Ο ΛΟΓΟΣ ΓΑΡ Ο ΤΟΥ ΣΤΑΥΡΟΥ ΜΩΡΙΑ ΕΣΤΙΝ

A Correção Fraterna

As “epitimía” – punições monásticas

O tema fundamental do Novo Testamento é a salvação do pecador apresentada como salvação comunitária: a comunidade pode por tanto intervir para corrigir o pecador. O evangelho exorta no caso de um pecado incorrigível a recorrer à Igreja como comunidade (cf Mt 18, 15-17). Tal exortação não ficou como letra morta na Igreja dos primórdios e nos mosteiros cenobíticos, onde não somente tal conselho era fielmente aplicado, mas onde foi institucionalizado sob formas previdentes de punições canônicas. Mais tarde recorreu-se à justiça civil para intervir contra os monges rebeldes.

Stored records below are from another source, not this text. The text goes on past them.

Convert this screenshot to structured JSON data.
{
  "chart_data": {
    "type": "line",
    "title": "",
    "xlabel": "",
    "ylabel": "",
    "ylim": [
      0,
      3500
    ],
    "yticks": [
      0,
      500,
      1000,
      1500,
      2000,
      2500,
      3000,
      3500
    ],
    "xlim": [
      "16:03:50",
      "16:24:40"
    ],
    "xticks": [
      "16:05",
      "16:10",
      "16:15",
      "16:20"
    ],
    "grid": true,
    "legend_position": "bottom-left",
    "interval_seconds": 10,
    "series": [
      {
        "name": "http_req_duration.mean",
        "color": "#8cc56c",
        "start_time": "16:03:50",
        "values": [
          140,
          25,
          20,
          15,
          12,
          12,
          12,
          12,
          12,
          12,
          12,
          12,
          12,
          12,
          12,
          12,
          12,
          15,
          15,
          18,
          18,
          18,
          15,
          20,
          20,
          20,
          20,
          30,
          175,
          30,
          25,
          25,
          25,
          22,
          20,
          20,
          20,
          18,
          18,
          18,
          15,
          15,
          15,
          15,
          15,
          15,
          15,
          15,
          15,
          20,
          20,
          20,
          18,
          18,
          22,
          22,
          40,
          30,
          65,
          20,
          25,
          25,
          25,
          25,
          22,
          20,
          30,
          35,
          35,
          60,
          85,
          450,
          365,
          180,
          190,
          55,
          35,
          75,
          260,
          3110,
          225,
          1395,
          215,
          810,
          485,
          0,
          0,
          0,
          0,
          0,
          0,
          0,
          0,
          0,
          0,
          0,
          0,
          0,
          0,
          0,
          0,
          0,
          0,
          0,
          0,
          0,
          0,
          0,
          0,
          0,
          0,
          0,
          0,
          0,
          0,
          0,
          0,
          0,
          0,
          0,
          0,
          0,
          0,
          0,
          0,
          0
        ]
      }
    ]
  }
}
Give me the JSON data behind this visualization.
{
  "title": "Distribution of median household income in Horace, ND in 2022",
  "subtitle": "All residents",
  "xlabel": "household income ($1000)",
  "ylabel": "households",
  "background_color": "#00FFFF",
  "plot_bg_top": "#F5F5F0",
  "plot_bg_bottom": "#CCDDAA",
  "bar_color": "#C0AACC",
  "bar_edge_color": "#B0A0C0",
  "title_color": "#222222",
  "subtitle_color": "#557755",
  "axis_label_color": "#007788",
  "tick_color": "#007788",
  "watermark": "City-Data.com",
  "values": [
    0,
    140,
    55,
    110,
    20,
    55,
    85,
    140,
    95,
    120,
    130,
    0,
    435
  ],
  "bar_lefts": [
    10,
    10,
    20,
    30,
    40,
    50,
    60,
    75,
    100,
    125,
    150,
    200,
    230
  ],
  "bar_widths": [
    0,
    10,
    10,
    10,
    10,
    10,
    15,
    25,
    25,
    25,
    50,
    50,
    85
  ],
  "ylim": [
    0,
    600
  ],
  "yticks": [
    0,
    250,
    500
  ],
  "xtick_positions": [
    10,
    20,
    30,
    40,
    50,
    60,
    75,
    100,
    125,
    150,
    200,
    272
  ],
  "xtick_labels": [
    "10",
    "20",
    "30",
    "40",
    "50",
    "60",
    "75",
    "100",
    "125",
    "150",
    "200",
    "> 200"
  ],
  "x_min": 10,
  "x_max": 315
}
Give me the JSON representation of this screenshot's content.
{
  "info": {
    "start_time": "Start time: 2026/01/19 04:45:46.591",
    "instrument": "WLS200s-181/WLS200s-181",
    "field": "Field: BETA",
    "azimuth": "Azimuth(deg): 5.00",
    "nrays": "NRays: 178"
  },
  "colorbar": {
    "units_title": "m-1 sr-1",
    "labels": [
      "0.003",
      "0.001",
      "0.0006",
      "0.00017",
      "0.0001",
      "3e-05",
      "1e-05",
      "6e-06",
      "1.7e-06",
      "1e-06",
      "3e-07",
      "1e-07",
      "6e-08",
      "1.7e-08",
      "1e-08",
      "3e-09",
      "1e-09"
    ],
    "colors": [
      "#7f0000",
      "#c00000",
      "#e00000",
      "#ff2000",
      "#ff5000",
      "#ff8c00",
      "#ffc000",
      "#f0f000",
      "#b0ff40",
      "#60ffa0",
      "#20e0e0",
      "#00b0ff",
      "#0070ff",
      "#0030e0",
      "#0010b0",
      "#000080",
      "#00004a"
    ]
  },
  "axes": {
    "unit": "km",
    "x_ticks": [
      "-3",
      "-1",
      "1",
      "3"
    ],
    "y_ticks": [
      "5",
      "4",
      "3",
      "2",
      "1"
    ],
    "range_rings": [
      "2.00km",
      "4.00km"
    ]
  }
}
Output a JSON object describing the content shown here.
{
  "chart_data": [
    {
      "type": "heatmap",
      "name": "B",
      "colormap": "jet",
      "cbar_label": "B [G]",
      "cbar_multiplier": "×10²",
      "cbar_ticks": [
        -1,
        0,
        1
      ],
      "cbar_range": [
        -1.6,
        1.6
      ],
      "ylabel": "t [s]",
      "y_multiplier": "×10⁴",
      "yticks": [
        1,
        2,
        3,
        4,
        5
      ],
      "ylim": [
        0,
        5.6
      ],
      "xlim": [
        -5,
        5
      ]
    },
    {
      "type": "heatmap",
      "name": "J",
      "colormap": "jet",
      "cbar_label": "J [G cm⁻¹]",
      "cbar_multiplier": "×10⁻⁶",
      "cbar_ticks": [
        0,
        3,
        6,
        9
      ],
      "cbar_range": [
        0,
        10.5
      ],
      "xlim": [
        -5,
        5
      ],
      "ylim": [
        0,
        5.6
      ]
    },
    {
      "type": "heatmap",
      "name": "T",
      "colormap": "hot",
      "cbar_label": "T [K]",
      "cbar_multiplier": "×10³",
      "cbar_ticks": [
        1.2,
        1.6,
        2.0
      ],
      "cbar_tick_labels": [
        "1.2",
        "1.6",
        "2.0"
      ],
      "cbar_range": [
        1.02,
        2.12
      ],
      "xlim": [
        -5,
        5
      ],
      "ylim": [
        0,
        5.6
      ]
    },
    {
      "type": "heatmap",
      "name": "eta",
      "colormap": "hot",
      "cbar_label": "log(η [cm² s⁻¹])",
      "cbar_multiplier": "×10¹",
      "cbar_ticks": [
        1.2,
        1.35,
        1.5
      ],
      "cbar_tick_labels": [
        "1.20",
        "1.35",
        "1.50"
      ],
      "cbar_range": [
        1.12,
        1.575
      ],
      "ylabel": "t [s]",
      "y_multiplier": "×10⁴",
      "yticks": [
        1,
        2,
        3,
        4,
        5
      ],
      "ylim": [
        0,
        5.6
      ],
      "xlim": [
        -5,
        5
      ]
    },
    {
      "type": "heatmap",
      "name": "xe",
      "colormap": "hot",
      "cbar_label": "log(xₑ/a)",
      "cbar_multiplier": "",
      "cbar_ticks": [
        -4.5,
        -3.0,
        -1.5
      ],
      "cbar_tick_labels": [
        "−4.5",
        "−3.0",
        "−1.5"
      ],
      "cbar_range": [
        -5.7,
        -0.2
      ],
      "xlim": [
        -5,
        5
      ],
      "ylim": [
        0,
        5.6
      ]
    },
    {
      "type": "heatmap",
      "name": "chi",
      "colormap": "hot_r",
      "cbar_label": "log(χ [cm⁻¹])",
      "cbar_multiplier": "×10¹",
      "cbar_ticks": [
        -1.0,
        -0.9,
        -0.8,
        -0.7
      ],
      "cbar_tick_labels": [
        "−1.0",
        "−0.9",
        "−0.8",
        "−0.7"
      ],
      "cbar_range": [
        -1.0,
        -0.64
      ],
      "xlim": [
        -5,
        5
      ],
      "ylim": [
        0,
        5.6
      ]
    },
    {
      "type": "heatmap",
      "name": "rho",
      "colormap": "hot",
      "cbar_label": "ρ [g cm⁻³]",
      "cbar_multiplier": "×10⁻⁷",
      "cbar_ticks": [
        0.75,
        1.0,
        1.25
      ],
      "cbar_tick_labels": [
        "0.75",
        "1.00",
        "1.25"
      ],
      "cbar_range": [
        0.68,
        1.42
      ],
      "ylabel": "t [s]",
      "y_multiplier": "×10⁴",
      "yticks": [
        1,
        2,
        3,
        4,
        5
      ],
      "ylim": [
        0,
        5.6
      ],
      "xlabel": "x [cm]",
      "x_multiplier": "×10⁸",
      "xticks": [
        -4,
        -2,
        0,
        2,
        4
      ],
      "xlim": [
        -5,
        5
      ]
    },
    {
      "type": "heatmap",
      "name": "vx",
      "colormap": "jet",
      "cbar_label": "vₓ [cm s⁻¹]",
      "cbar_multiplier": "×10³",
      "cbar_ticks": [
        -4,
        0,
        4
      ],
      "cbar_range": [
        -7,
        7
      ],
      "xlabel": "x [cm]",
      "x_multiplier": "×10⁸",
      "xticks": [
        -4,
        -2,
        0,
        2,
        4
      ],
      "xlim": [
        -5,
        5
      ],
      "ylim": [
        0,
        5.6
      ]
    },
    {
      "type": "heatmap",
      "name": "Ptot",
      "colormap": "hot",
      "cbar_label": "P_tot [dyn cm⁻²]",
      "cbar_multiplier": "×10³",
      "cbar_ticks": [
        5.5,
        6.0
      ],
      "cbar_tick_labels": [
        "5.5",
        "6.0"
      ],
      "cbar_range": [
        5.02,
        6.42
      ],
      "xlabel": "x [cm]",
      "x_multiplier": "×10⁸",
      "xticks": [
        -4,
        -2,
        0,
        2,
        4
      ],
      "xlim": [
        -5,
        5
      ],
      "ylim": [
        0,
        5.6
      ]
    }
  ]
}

Outra coisa era a situação dos eremitas. Eles evitavam julgar uns aos outros, e se no fim fossem obrigados à admoestação, preferiam fazer secretamente e com humildade, como nos mostra um apoftegma de Abas Amon, que foi impulsionado pela assembléia a repreender publicamente um irmão que havia deixado entrar uma mulher na sua cela. O mesmo Abas escondeu tal mulher sob uma grande talha para que o irmão não fosse acusado e admoestou àquele que o denunciou, dizendo ao irmão culpado sob alguma palavra de exortação ao arrependimento.

Ao contrário na comunidade de Pacômio se impunha uma disciplina mais militar. Se no inicio as punições eram deixadas à discrição pessoal do superior, logo foram institucionalizadas até os mínimos detalhes. Distinguem-se as acusações, a punição, a excomunhão por algum dia ou por um tempo indeterminado, até que não fosse seguro o arrependimento e a correção. O excomungado vivia somente de pão e água e poderia ser axibatado. Diante dos bispos reunidos em Panópolis, Pacômio foi acusado de exercitar o seu carisma de juízo de modo muito cruel. Mas não foi o único a ter um punho duro contra aqueles contestadores à regra. Tal costume foi estabelecido nos mosteiros egípcios e descrito por Cassiano.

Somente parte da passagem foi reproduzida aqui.